The earthworm (Pheretima) has a closed circulatory system. Blood stays inside blood vessels at all times. The main vessel is the dorsal blood vessel (pumps blood forward). Four to five pairs of hearts (muscular tubes in segments 7 to 11) pump blood. The cockroach (Periplaneta) has an open circulatory system. Blood (called haemolymph) flows freely through body cavities called sinuses, not through veins. The heart is a muscular tube in the abdomen that pumps haemolymph forward. There is no separate respiratory pigment.

What are Malpighian tubules and which organism has them?

Malpighian tubules are the excretory organs of the cockroach (and other insects). They are thin, yellow tubules that arise from the junction of the midgut and hindgut (about 100 to 150 in Periplaneta). They absorb nitrogenous waste from the blood and pass it into the hindgut. The final waste is uric acid, so cockroaches are uricotelic. Earthworms use nephridia for excretion; frogs use kidneys (mesonephros).

What is the clitellum and what does it do in earthworms?

The clitellum is a thick, glandular band on segments 14 to 16 of the earthworm Pheretima. It appears as a distinct ring around the body. During reproduction, the clitellum secretes a cocoon that receives eggs and sperm and protects the developing embryos. It is a NEET-common identifier because it tells you which segments contain the clitellum and that earthworms are hermaphrodites (both male and female organs in the same individual).

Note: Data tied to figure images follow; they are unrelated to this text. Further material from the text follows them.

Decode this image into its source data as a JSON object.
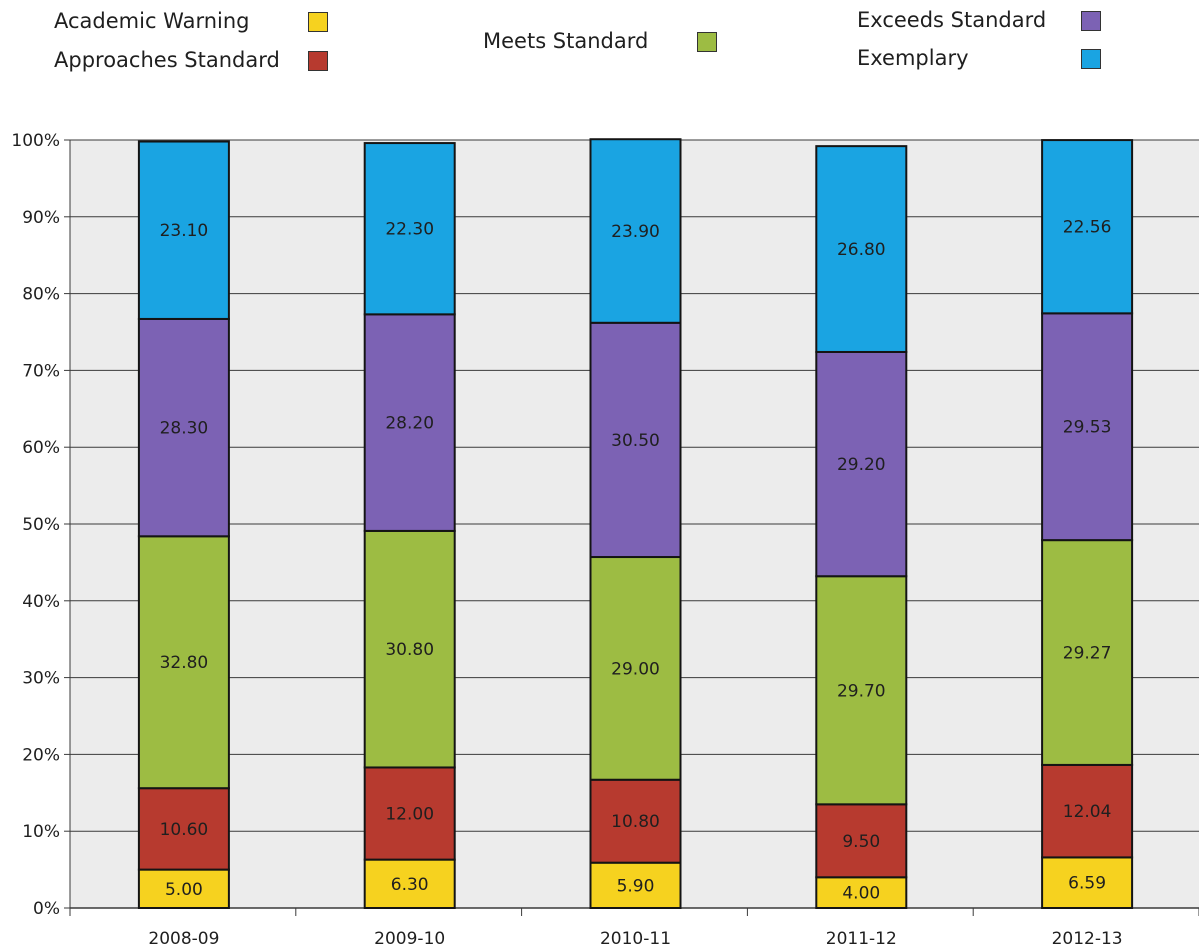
{
  "legend": {
    "academic_warning": "Academic Warning",
    "approaches_standard": "Approaches Standard",
    "meets_standard": "Meets Standard",
    "exceeds_standard": "Exceeds Standard",
    "exemplary": "Exemplary"
  },
  "chart_data": {
    "type": "bar",
    "stacked": true,
    "title": "",
    "xlabel": "",
    "ylabel": "",
    "ylim": [
      0,
      100
    ],
    "y_ticks": [
      "0%",
      "10%",
      "20%",
      "30%",
      "40%",
      "50%",
      "60%",
      "70%",
      "80%",
      "90%",
      "100%"
    ],
    "grid": true,
    "legend_position": "top",
    "categories": [
      "2008-09",
      "2009-10",
      "2010-11",
      "2011-12",
      "2012-13"
    ],
    "series": [
      {
        "name": "Academic Warning",
        "color": "#f6d21f",
        "values": [
          5.0,
          6.3,
          5.9,
          4.0,
          6.59
        ],
        "labels": [
          "5.00",
          "6.30",
          "5.90",
          "4.00",
          "6.59"
        ]
      },
      {
        "name": "Approaches Standard",
        "color": "#b73a2f",
        "values": [
          10.6,
          12.0,
          10.8,
          9.5,
          12.04
        ],
        "labels": [
          "10.60",
          "12.00",
          "10.80",
          "9.50",
          "12.04"
        ]
      },
      {
        "name": "Meets Standard",
        "color": "#9dbc43",
        "values": [
          32.8,
          30.8,
          29.0,
          29.7,
          29.27
        ],
        "labels": [
          "32.80",
          "30.80",
          "29.00",
          "29.70",
          "29.27"
        ]
      },
      {
        "name": "Exceeds Standard",
        "color": "#7c62b4",
        "values": [
          28.3,
          28.2,
          30.5,
          29.2,
          29.53
        ],
        "labels": [
          "28.30",
          "28.20",
          "30.50",
          "29.20",
          "29.53"
        ]
      },
      {
        "name": "Exemplary",
        "color": "#1aa4e2",
        "values": [
          23.1,
          22.3,
          23.9,
          26.8,
          22.56
        ],
        "labels": [
          "23.10",
          "22.30",
          "23.90",
          "26.80",
          "22.56"
        ]
      }
    ]
  }
}
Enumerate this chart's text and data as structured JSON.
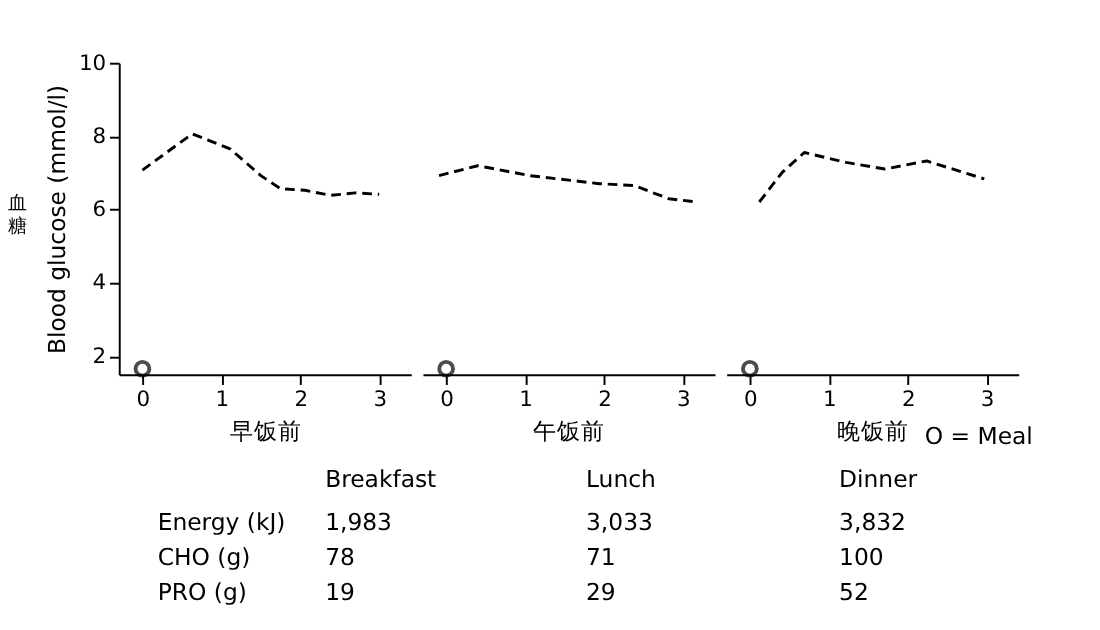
{
  "chart_data": [
    {
      "type": "line",
      "ylabel": "Blood glucose (mmol/l)",
      "xlabel": "早饭前",
      "xlim": [
        -0.3,
        3.4
      ],
      "xticks": [
        0,
        1,
        2,
        3
      ],
      "ylim": [
        1.5,
        10
      ],
      "yticks": [
        2,
        4,
        6,
        8,
        10
      ],
      "grid": false,
      "annotations": [
        "血糖"
      ],
      "series": [
        {
          "color": "#000000",
          "line_style": "dashed",
          "x": [
            0,
            0.63,
            1.11,
            1.5,
            1.75,
            2.06,
            2.38,
            2.7,
            3.0
          ],
          "values": [
            7.07,
            8.06,
            7.65,
            6.92,
            6.56,
            6.52,
            6.38,
            6.45,
            6.41
          ]
        },
        {
          "type": "scatter",
          "marker": "circle",
          "color": "#000000",
          "x": [
            0
          ],
          "values": [
            1.65
          ]
        }
      ]
    },
    {
      "type": "line",
      "xlabel": "午饭前",
      "xlim": [
        -0.3,
        3.4
      ],
      "xticks": [
        0,
        1,
        2,
        3
      ],
      "ylim": [
        1.5,
        10
      ],
      "tick_labels": "x",
      "grid": false,
      "series": [
        {
          "color": "#000000",
          "line_style": "dashed",
          "x": [
            -0.09,
            0.4,
            1.06,
            1.94,
            2.38,
            2.82,
            3.17
          ],
          "values": [
            6.92,
            7.19,
            6.92,
            6.7,
            6.65,
            6.29,
            6.2
          ]
        },
        {
          "type": "scatter",
          "marker": "circle",
          "color": "#000000",
          "x": [
            0
          ],
          "values": [
            1.65
          ]
        }
      ]
    },
    {
      "type": "line",
      "xlabel": "晚饭前",
      "xlim": [
        -0.3,
        3.4
      ],
      "xticks": [
        0,
        1,
        2,
        3
      ],
      "ylim": [
        1.5,
        10
      ],
      "tick_labels": "x",
      "grid": false,
      "annotations": [
        "O = Meal"
      ],
      "series": [
        {
          "color": "#000000",
          "line_style": "dashed",
          "x": [
            0.12,
            0.41,
            0.69,
            1.22,
            1.71,
            2.24,
            2.97
          ],
          "values": [
            6.2,
            7.01,
            7.55,
            7.28,
            7.1,
            7.32,
            6.83
          ]
        },
        {
          "type": "scatter",
          "marker": "circle",
          "color": "#000000",
          "x": [
            0
          ],
          "values": [
            1.65
          ]
        }
      ]
    },
    {
      "type": "other",
      "annotations": [
        "Breakfast",
        "Lunch",
        "Dinner",
        "Energy (kJ)",
        "1,983",
        "3,033",
        "3,832",
        "CHO (g)",
        "78",
        "71",
        "100",
        "PRO (g)",
        "19",
        "29",
        "52"
      ]
    }
  ]
}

How does the cockroach breathe?

Cockroaches breathe through a tracheal system. Air enters through spiracles (10 pairs: 2 on the thorax, 8 on the abdomen). The spiracles open into tracheae, which branch into finer tracheoles. Oxygen diffuses directly from tracheoles to body cells. There is no respiratory pigment and no use of blood for oxygen transport. This is very different from earthworms (breathe through moist skin) and frogs (breathe through skin, lungs and buccal cavity).